Le premier faux prophète s’appelait Assouad el-Aanzi, et habitait dans les tribus du Yémen, du côté de Sanaa. Le deuxième, lui, s’appelait Moussaïlama le menteur, et était issu d’une tribu de la région d’El-Yamama. Chacun, dans sa contrée, essaya à faire revenir les convertis à l’Islam par la persuasion et le mensonge, et même qu’ils utilisaient la force pour les contraindre à quitter la vraie religion. L’un des deux fous, en l’occurrence Moussaïlama, eut même l’outrecuidance d’envoyer un message au Prophète (qlssl). Dans ce message, il était écrit : «De Moussaïlama, messager de Dieu, à Mohamed, Messager d’Allah. Paix sur vous. J’ai été associé dans «l’affaire» avec vous. Et nous avons la moitié de la terre et à Koraïche l’autre moitié…»

Comme s’il s’agissait de partage de terres, de biens et d’affaire à saisir, mais non pas de préceptes religieux. Ce qui fait confirmer la démence chez Moussaïlama le menteur. Mais nonobstant la folie de l’homme, le Prophète lui répondit par l’intermédiaire de son messager pour nous confirmer que ce que croient ces deux menteurs n’est qu’une démence pour s’enrichir des biens de la vie d’ici-bas. Il lui écrivit ce qui suit : «Au nom de Dieu le Clément et le Miséricordieux. De Mohamed, Messager d’Allah, à Moussaïlama le menteur. Paix sur celui qui suit le droit chemin. Et après… La terre est à Dieu et la fera hériter à qui Il veut…»

Mais cette lettre du Prophète (qlssl) fit rentrer l’homme dans tous ses états. Alors, en voyant Moussaïlama refuser de s’abstenir au mensonge, le Prophète (qlssl) décida de lui envoyer un messager. Le Prophète (qlssl) choisit Habib Ibn Zaïd pour porter le message verbal à Moussaïlama. Quelques jours après, arriva Habib chez le faux prophète et lui remit le message. Mais ce denier, enfreignant tous les usages de bienséance envers les messagers –comme il était de coutume chez les arabes─ ordonna l’emprisonnement de Habib. Même l’emprisonnement ne suffit pas à étancher la haine de Maïssara, alors il se mit à torturer le pauvre messager du Prophète (qlssl). Mais en voyant la résistance de Habib Ibn Zaïd, Maïssara voulut faire croire aux siens et à ses adeptes comment qu’il allait, par la force de son miracle, faire convertir Habib dans sa religion.

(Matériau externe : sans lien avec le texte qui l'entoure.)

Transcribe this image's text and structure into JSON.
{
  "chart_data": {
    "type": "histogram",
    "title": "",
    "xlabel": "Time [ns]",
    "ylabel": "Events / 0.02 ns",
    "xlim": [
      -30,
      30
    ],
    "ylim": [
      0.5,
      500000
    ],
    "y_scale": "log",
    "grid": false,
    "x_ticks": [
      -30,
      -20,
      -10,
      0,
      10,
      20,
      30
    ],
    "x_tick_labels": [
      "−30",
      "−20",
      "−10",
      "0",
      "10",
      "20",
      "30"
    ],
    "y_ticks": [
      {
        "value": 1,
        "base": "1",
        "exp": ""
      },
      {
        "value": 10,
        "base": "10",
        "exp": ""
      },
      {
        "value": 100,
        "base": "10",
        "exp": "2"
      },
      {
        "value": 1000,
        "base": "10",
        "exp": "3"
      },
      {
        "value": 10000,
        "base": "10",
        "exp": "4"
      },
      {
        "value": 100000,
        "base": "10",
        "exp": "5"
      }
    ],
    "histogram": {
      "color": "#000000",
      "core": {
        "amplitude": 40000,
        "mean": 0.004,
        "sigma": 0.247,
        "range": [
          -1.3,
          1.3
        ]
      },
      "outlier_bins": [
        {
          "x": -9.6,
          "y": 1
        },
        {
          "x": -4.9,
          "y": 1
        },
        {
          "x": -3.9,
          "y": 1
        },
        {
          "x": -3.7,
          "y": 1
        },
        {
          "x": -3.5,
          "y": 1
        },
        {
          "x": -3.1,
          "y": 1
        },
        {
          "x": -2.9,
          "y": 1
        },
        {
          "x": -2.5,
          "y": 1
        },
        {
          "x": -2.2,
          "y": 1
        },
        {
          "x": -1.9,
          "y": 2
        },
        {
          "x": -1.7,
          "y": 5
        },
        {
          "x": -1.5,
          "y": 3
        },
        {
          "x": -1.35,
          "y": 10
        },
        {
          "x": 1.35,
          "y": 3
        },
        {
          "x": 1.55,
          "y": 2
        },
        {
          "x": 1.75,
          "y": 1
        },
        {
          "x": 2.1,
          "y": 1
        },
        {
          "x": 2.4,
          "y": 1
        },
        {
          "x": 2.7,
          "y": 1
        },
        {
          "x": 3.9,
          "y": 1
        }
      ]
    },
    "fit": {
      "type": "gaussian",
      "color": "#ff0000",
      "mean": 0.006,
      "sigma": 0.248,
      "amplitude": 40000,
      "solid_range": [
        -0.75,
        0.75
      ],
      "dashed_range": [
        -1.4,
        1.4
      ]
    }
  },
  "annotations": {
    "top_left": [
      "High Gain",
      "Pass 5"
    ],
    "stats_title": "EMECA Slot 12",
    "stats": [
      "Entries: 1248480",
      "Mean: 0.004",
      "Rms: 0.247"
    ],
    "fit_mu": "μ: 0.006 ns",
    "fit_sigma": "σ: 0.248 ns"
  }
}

Il fit appel à tous les habitants de sa tribu et commença à poser des questions à Habib. «Attestes-tu devant tous que Mohamed est le Messager de Dieu ?», lui dit Moussaïlama. «Oui, je témoigne que Mohamed est le Messager de Dieu», répondit Habib. «Et attestes-tu que je suis aussi Messager de Dieu», reprit Moussaïlama. «Je n’entends rien», dit Habib. Une grande colère s’empara de Maïssara qui appela sur le champ son bourreau et lui ordonna de découper le corps de Habib en morceaux. Jusqu’à son dernier souffle, Habib n’avait pas arrêté de crier : «Il n’y a de Dieu qu’Allah et Mohamed est son Messager».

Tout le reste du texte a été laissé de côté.